0.000 3.000 4.000 4.666 6.000 69.000
user system elapsed
2.65 0.03 2.73
> # vectorized function
> system.time(print(summary(nchar(joyce))))
Min. 1st Qu. Median Mean 3rd Qu. Max.
0.000 3.000 4.000 4.666 6.000 69.000
user system elapsed
0.05 0.00 0.04
> # with lapply
> system.time(print(summary(as.numeric(lapply(strsplit(joyce,""), length)))))
Min. 1st Qu. Median Mean 3rd Qu. Max.
0.000 3.000 4.000 4.666 6.000 69.000
user system elapsed
0.8 0.0 0.8
> # with laply (from plyr)
> system.time(print(summary(laply(strsplit(joyce,""), length))))

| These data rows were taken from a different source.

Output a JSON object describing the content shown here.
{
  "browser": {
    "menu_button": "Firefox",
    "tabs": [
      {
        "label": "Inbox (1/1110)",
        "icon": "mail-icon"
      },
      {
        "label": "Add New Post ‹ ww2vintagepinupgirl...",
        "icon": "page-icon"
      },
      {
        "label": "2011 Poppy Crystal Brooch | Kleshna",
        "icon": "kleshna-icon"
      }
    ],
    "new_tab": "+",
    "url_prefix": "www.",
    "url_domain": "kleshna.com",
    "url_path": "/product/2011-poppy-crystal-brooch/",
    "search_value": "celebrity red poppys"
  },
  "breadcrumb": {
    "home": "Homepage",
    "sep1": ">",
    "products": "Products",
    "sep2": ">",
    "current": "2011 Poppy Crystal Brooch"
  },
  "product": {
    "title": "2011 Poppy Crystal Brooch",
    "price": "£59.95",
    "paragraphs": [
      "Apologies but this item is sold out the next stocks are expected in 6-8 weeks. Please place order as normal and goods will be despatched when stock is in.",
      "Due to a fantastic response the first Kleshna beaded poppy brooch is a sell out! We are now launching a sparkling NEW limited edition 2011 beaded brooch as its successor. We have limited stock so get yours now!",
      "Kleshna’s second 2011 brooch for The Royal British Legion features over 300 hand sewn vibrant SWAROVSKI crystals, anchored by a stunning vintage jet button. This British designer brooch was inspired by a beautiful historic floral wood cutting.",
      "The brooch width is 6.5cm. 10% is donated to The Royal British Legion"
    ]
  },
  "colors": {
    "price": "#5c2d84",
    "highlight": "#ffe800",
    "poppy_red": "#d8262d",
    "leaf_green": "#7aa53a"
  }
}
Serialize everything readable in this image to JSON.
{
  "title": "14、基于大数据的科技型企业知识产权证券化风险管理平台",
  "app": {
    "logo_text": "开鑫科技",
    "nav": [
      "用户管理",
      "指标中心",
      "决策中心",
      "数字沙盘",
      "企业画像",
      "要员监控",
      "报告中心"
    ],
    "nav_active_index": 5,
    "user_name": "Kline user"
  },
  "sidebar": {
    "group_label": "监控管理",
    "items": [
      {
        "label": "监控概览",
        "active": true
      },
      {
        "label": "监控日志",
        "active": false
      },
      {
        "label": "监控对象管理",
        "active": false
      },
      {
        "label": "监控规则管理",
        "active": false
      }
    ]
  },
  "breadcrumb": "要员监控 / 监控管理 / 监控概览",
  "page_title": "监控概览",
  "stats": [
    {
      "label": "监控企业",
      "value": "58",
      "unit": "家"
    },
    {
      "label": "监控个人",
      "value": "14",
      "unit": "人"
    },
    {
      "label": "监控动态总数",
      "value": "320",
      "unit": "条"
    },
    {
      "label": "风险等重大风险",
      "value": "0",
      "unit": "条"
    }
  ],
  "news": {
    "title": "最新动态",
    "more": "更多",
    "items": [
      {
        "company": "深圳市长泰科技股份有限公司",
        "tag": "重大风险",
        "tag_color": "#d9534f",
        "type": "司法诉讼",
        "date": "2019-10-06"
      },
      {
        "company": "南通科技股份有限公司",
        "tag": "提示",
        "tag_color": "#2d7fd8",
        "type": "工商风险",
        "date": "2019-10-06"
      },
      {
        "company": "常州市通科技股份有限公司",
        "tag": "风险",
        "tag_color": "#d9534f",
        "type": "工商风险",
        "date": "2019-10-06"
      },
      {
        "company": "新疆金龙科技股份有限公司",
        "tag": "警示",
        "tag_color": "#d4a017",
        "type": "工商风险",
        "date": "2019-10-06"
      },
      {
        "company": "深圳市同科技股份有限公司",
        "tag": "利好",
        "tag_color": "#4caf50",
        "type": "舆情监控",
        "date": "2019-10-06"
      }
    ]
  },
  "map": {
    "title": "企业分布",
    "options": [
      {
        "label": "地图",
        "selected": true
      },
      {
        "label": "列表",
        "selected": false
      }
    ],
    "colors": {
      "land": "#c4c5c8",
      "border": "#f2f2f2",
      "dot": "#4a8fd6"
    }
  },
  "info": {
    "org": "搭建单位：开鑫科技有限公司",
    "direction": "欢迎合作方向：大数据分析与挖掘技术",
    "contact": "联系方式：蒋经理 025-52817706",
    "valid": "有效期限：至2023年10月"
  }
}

Min. 1st Qu. Median Mean 3rd Qu. Max.
0.000 3.000 4.000 4.666 6.000 69.000
user system elapsed
17.20 0.05 17.30
> # with ldply (from plyr)
> system.time(print(summary(ldply(strsplit(joyce,""), length))))
V1
Min. : 0.000
1st Qu.: 3.000
Median : 4.000
Mean : 4.666
3rd Qu.: 6.000
Max. :69.000
user system elapsed
7.97 0.00 8.03
The vectorized function and lapply
are considerably faster than the original sapply
version. All solutions return the same answer (as seen by the summary output).
Apparently the latest version of plyr
is faster (this is using a slightly older version).